Ketua umum PBB, yang juga ahli hukum tata negara, Yusril Ihza Mahendra menyatakan bahwa penyelesaian atas ketidakpuasan terhadap pelaksanaan pemilu dan hasilnya, khususnya soal pemilihan presiden, sebaiknya diselesaikan di Mahkamah Konstitusi, bukan menggunakan hak angket DPR.
“Wacana membawa dugaan kecurangan Pemilu 2024 ke DPR melalui hak angket dinyatakan pertama kali oleh Capres Ganjar Pranowo.
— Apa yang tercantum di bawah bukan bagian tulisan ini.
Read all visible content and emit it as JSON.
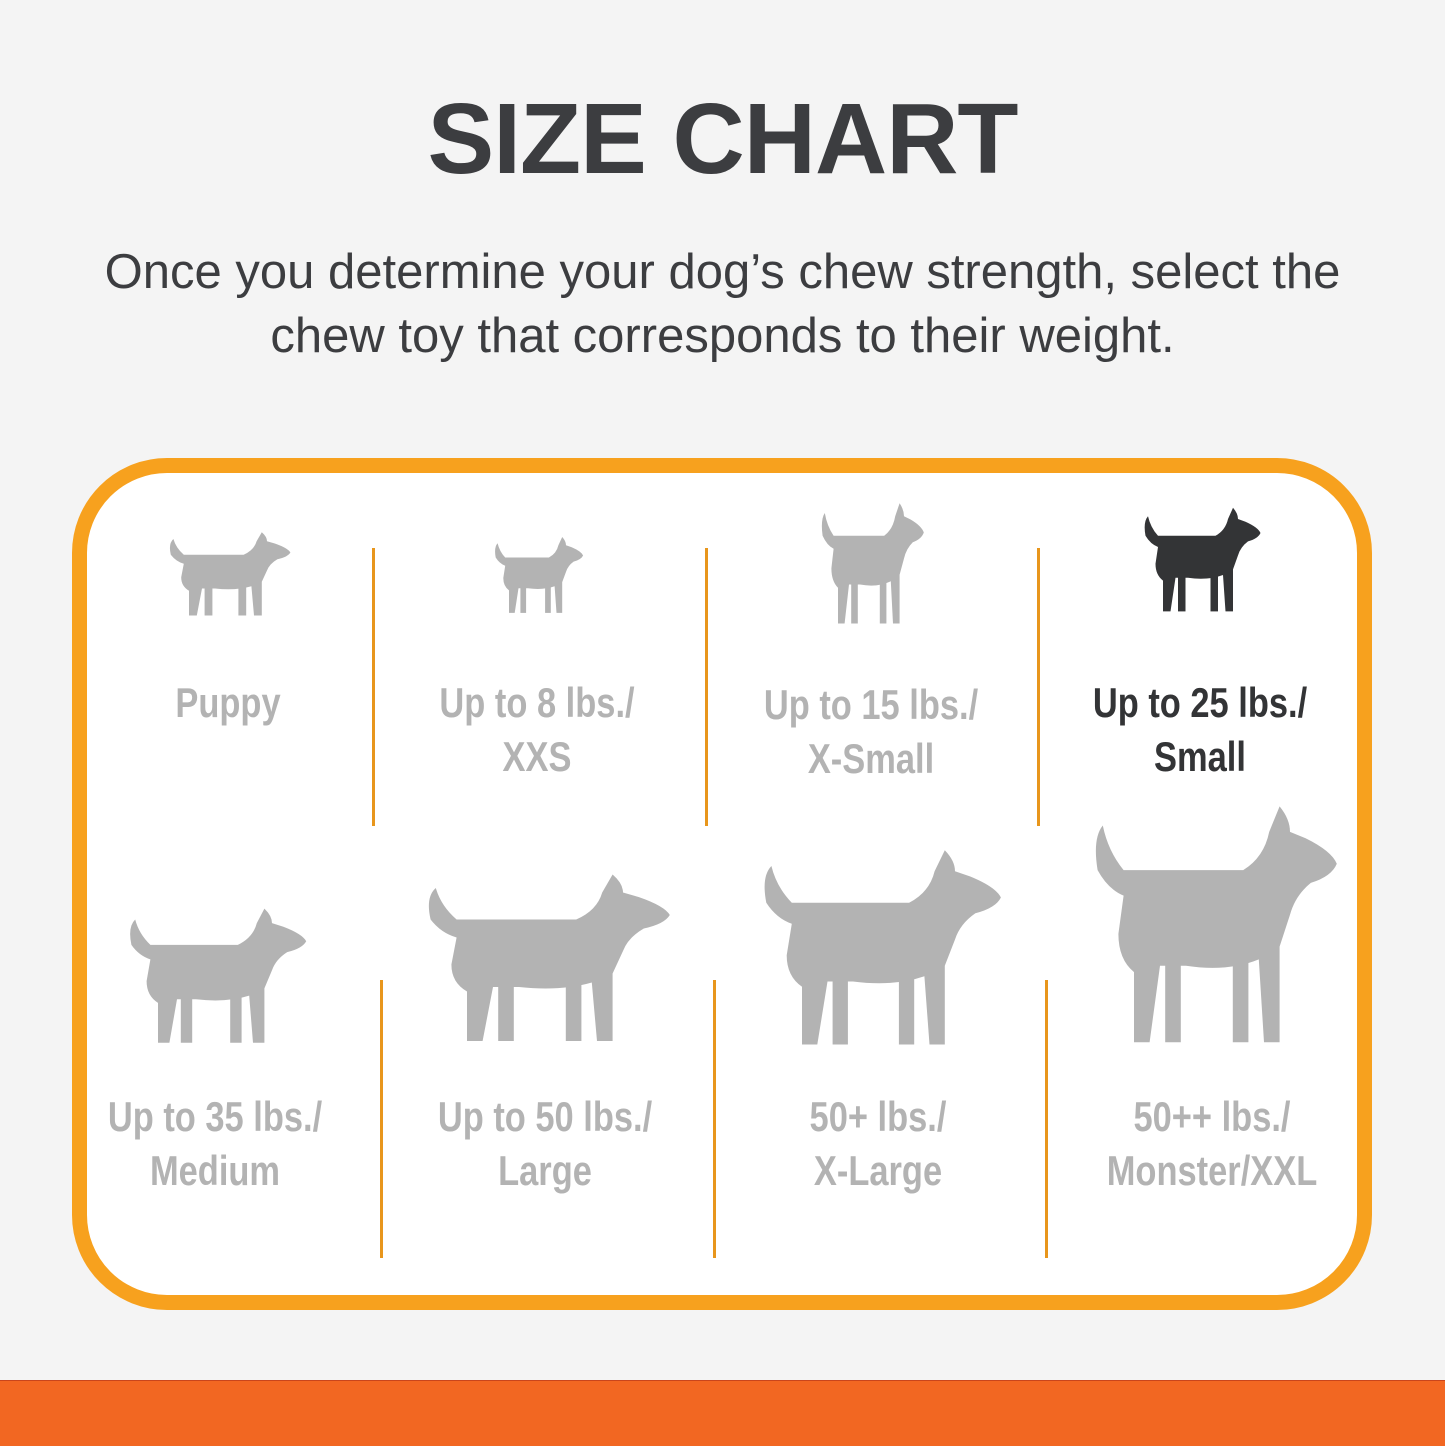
{
  "header": {
    "title": "SIZE CHART",
    "subtitle_line1": "Once you determine your dog’s chew strength, select the",
    "subtitle_line2": "chew toy that corresponds to their weight."
  },
  "colors": {
    "accent_border": "#f7a11e",
    "bottom_bar": "#f26722",
    "inactive": "#b3b3b3",
    "active": "#333436"
  },
  "sizes": [
    {
      "icon": "puppy-icon",
      "line1": "Puppy",
      "line2": "",
      "active": false
    },
    {
      "icon": "chihuahua-icon",
      "line1": "Up to 8 lbs./",
      "line2": "XXS",
      "active": false
    },
    {
      "icon": "toy-terrier-icon",
      "line1": "Up to 15 lbs./",
      "line2": "X-Small",
      "active": false
    },
    {
      "icon": "yorkie-icon",
      "line1": "Up to 25 lbs./",
      "line2": "Small",
      "active": true
    },
    {
      "icon": "beagle-icon",
      "line1": "Up to 35 lbs./",
      "line2": "Medium",
      "active": false
    },
    {
      "icon": "labrador-icon",
      "line1": "Up to 50 lbs./",
      "line2": "Large",
      "active": false
    },
    {
      "icon": "shepherd-icon",
      "line1": "50+ lbs./",
      "line2": "X-Large",
      "active": false
    },
    {
      "icon": "great-dane-icon",
      "line1": "50++ lbs./",
      "line2": "Monster/XXL",
      "active": false
    }
  ]
}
Keberadaan hak angket diatur dalam Pasal 20A ayat (2) UUD 1945, tetapi Yusril menyatakan bahwa penggunaan hak angket untuk menyelesaikan perselisihan tersebut tidak dapat digunakan karena UUD NRI 1945 telah secara spesifik menegaskan penyelesaian perselisihan pilpres melalui MK.
Ketentuan lebih lanjut tentang hak angket diatur dalam undang-undang yang mengatur DPR, MPR, dan DPD. Yusril juga menjelaskan bahwa Pasal 24C UUD NRI 1945 menyatakan salah satu kewenangan Mahkamah Konstitusi (MK) adalah mengadili perselisihan hasil pemilihan umum, dalam hal ini pilpres pada tingkat pertama dan terakhir yang putusannya final dan mengikat.
Mantan Menteri Hukum dan HAM ini menjelaskan bahwa para perumus amandemen UUD 1945 telah memikirkan bagaimana cara yang paling singkat dan efektif untuk menyelesaikan perselisihan hasil pemilu, yakni melalui Mahkamah Konstitusi.
Menurut Yusril, putusan MK dalam mengadili sengketa pilpres akan menciptakan kepastian hukum, sementara penggunaan hak angket DPR akan membawa negara ini ke dalam ketidakpastian. Rekapitulasi suara nasional Pemilu 2024 dijadwalkan berlangsung mulai 15 Februari hingga 20 Maret 2024.